Biology Year 11 - Module 4 - Lesson 5
Ecological Pyramids — Numbers, Biomass and Energy
1. Key Ideas
Walk through Australian bushland and you will see thousands of native bees for every lace monitor. Why? The answer lies in ecological pyramids — graphical models that reveal the hidden structure of ecosystems. This consolidation lesson brings together food chains, trophic efficiency and energy flow to explain the relative abundance of organisms at every level.
- Key facts and terms for Ecological Pyramids — Numbers, Biomass and Energy
- How the main ideas in Ecological Pyramids — Numbers, Biomass and Energy connect
2. Success Criteria
By the end, you should be able to:
- Key facts and terms for Ecological Pyramids — Numbers, Biomass and Energy
- Where this lesson fits in Module 4
- How the main ideas in Ecological Pyramids — Numbers, Biomass and Energy connect
3. Key Terms
4. Activity: Build the Lesson Map
Use the lesson to complete the table. Keep answers brief but specific.
| Prompt | Your answer |
|---|---|
| Main concept | |
| Important example | |
| Common mistake to avoid | |
| How this links to the next lesson |
5. Short Answer Questions
1. Q1. A student examines a single eucalyptus tree in the Australian bush and counts 2,000 leaf-eating beetles, 200 spiders that eat the beetles, and 20 kookaburras that eat the spiders. Sketch the rough shape of the pyramid of numbers for this food chain. Is it upright or inverted? Explain your reasoning.

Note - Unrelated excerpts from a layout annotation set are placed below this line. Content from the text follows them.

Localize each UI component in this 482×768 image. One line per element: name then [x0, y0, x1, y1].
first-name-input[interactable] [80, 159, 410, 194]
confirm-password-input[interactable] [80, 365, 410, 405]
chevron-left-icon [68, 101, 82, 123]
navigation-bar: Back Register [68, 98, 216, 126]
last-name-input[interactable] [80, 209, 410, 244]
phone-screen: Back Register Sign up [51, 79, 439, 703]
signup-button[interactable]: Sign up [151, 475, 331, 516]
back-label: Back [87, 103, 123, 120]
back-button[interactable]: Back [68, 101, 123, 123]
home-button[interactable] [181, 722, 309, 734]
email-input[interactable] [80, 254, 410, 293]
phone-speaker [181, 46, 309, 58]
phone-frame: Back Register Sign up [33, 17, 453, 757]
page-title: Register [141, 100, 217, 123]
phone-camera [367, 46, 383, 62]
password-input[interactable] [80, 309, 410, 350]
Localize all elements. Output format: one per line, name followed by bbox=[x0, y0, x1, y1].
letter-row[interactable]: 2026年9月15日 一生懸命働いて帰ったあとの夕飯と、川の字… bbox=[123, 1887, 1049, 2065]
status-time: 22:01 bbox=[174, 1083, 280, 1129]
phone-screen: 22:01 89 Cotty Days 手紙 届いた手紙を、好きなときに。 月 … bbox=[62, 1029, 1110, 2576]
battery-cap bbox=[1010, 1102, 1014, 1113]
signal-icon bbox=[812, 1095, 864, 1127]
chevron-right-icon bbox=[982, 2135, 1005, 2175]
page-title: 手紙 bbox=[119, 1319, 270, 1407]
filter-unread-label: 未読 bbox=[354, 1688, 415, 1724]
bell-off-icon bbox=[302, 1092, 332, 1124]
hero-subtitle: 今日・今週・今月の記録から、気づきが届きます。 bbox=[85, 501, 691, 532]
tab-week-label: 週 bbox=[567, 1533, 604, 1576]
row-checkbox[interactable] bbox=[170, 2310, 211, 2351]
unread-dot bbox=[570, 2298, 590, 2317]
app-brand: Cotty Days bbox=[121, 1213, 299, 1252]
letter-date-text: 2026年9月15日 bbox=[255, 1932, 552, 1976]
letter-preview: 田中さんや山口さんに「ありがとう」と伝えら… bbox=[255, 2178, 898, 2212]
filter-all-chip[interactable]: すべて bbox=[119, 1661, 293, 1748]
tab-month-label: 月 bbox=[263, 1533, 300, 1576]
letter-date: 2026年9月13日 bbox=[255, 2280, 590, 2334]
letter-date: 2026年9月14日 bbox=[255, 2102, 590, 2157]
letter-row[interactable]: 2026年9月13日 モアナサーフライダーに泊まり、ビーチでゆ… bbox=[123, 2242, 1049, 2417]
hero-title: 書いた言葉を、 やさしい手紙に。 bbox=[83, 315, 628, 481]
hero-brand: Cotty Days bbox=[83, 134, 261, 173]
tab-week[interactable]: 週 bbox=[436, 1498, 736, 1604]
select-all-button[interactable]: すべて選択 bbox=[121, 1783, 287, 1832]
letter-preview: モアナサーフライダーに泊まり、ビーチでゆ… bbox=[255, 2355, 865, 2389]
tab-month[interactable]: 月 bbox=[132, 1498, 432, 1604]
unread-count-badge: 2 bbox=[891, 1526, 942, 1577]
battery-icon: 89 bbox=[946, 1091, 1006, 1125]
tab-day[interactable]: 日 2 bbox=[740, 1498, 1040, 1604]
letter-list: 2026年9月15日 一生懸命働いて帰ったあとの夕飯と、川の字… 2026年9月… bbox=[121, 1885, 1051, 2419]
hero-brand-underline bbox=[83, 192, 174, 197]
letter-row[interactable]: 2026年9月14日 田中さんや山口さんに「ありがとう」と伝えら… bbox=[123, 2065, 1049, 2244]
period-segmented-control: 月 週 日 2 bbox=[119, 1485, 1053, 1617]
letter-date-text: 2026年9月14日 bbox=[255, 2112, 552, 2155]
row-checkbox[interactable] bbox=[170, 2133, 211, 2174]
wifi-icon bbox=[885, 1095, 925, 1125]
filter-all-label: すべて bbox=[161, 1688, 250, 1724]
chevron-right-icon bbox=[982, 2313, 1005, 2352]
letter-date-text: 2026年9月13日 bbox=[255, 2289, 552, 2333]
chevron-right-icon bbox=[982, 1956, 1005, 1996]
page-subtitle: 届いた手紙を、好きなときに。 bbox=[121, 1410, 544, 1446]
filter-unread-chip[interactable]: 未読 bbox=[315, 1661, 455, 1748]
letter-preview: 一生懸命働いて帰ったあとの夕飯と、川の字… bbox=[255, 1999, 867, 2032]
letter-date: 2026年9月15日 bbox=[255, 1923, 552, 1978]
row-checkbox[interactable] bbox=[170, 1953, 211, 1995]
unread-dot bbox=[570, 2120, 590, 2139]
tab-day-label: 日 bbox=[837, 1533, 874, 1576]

2. Q2. In the open ocean, the total mass of zooplankton (tiny drifting animals) at any moment can exceed the total mass of phytoplankton (microscopic drifting plants). A student concludes from this that energy must flow from zooplankton to phytoplankton. Is this conclusion valid? What else could explain the observation?
6. Extend: Apply the Idea
A student gives a memorised answer about Ecological Pyramids — Numbers, Biomass and Energy but does not use evidence or reasoning.
Improve the answer by writing a stronger response that uses accurate terminology, a relevant example and a clear explanation.
7. Multiple Choice
1. What is the best first step when answering a question about Ecological Pyramids — Numbers, Biomass and Energy?
A. Identify the key concept being tested
B. Write every fact from memory
C. Ignore the command word
D. Skip examples and evidence
2. Which answer would show stronger understanding of Ecological Pyramids — Numbers, Biomass and Energy?
A. An answer with accurate terms and reasoning
B. A copied definition only
C. A single-word response
D. An answer with no example
3. What should you do if a question asks you to explain?
A. Link the idea to a reason or cause
B. List unrelated facts
C. Only draw a diagram
D. Write the shortest possible answer
8. Success Criteria Proof
Finish with evidence that you can do each success criterion.